Wednesday February 22, 2017
Sloppy Joe time! Who is "Joe" anyway?
I hope you fall in love with this recipe. The best part is you can choose your 'meat' options to suit what you have in the fridge and the sauce... MMMMM! You won't wanna spend your hard earned money on the canned stuff ever again!
The splurge ingredient is the coconut aminos. This is a great soy free alternative to soy sauce or bragg's aminos.
The "Meat" Options:
1. Cooked Quinioa
- 1 Cup uncooked quinioa
- 2 Cups of broth
- (Cook quinioa according to the package. Or you can use the 2:1 ratio much like rice if the package isn't handy)
2. Cooked or Raw Carrots
- 2-3 Cups of shredded carrots
3. Cooked or Raw Cabbage
- 2-3 cups of shredded cabbage (red and green options available)
- 2-3 14oz cans of beans (I suggest kidney, pinto, or black. You can also cook your own beans too.)
- 2 tps avocado oil*
- 2 Tbs coconut aminos
- 3/4 cup of Jazzy's awesome ketchup
- 1/2 cup of sweet onion diced
- 1-2 jalapenos minced (red bell pepper works too)
- 1 garlic clove minced
- 1tps apple cider vinegar
- 1-2 tps molasses**
- Heat the pan.
- Add the oil along with the onion, Jalapeno, and garlic
- Salt the mixture
- Cook the onions until they caramelize
- Add the ramaining ingredients
- Reduce (cook until it thickens) for about 10min. Depending on your altitude and quality of ingredients, you may need to play with the molasses depending on your sweet level. Don't go over board though!
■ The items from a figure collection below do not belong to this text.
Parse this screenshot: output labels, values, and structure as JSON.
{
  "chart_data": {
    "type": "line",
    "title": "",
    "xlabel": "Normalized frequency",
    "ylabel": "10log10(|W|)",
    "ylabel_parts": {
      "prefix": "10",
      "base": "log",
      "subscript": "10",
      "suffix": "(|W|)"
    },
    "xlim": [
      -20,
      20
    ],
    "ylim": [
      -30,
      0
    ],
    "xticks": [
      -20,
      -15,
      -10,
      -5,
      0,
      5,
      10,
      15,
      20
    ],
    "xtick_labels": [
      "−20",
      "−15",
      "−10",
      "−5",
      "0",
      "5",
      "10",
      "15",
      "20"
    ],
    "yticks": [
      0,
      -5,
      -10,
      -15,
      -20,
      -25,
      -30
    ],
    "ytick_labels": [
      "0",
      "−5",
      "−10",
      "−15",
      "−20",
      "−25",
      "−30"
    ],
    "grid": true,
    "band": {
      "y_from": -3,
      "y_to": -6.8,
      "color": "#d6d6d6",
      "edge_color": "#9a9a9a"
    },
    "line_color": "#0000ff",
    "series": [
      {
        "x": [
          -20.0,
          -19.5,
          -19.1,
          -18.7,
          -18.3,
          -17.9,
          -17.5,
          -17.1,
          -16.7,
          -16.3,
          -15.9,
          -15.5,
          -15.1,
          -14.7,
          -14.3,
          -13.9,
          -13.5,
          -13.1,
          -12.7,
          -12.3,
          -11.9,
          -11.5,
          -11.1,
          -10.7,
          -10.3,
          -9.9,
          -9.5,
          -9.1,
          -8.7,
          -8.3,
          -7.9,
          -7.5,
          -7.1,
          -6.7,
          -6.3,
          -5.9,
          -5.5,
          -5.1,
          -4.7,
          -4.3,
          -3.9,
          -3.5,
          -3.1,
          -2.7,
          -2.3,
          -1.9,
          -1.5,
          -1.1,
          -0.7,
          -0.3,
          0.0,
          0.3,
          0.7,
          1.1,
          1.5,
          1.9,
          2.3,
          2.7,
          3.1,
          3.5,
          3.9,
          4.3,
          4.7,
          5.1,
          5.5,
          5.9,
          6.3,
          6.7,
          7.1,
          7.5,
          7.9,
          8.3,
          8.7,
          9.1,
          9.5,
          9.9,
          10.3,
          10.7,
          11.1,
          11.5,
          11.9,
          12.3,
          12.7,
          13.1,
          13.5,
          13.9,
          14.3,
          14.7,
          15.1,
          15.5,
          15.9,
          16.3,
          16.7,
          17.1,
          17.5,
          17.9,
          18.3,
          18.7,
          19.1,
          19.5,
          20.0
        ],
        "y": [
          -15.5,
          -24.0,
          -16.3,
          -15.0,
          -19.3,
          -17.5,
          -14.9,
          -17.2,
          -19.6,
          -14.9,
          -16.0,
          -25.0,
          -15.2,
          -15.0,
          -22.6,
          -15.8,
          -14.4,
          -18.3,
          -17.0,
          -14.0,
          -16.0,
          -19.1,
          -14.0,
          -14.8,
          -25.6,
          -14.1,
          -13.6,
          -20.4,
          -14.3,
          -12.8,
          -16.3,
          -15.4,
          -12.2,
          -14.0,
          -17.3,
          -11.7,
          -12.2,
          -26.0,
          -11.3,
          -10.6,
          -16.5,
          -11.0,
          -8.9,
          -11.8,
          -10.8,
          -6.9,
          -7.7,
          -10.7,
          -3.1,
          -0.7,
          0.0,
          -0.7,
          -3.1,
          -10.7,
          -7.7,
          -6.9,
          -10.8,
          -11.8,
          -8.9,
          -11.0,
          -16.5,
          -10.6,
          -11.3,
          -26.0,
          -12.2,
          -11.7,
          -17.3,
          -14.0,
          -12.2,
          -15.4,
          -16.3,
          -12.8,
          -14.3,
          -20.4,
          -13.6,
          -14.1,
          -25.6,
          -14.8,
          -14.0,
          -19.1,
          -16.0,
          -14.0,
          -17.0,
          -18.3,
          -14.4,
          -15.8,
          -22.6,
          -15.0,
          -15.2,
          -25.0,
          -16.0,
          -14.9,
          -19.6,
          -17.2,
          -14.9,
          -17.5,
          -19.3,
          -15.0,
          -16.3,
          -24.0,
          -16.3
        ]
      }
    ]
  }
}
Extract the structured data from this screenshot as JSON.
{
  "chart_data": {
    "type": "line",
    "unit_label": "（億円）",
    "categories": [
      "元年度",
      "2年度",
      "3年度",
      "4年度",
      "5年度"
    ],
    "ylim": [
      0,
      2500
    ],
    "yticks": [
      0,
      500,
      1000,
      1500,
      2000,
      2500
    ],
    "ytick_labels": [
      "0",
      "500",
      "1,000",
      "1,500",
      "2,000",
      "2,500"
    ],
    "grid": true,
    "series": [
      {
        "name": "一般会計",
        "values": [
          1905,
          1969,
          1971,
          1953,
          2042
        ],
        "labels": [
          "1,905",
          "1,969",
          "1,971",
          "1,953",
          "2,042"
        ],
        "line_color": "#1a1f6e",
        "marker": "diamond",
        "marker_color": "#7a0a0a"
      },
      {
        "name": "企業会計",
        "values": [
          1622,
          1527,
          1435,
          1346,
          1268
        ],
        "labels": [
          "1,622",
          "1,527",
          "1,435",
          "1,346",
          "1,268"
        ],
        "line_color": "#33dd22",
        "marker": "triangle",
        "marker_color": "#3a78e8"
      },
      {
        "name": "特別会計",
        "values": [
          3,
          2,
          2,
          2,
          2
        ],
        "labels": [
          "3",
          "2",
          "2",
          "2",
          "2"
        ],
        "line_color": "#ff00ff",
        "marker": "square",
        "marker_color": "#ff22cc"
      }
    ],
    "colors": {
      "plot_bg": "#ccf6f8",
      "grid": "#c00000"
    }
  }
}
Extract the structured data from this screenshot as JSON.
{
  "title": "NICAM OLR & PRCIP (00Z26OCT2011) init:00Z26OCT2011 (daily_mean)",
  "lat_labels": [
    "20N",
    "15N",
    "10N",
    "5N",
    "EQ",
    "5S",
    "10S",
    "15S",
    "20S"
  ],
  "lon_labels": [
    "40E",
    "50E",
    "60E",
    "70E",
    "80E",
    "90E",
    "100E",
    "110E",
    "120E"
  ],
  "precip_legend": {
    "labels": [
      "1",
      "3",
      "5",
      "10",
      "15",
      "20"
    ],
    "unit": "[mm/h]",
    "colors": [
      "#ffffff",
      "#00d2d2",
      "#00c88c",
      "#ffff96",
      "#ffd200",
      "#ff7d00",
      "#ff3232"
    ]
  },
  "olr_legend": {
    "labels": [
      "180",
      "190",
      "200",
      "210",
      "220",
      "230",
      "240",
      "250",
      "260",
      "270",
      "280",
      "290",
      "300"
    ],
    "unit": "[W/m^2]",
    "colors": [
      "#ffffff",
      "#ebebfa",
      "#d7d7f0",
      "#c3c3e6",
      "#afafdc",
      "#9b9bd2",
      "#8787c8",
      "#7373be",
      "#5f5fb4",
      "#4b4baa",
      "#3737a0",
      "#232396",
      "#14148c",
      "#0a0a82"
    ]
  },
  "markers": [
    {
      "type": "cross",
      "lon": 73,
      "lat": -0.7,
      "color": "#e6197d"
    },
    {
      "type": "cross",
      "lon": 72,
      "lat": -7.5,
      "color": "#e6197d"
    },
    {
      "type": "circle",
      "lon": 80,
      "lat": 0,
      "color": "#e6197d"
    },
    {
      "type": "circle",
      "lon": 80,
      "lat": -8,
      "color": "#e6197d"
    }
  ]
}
- Then add your 'meat' and enjoy on a sprouted bun!
* other oils will work as well such as olive or coconut. Coconut will give the sauce more sweet and avocado oil doesn't have much of a flavor so I suggest the later of these.
**coconut nectar, maple syrup, or honey can work here but it won't have the rich flavor that molasses brings. This one I recommend a little cheat treat and use the molasses only if you have it.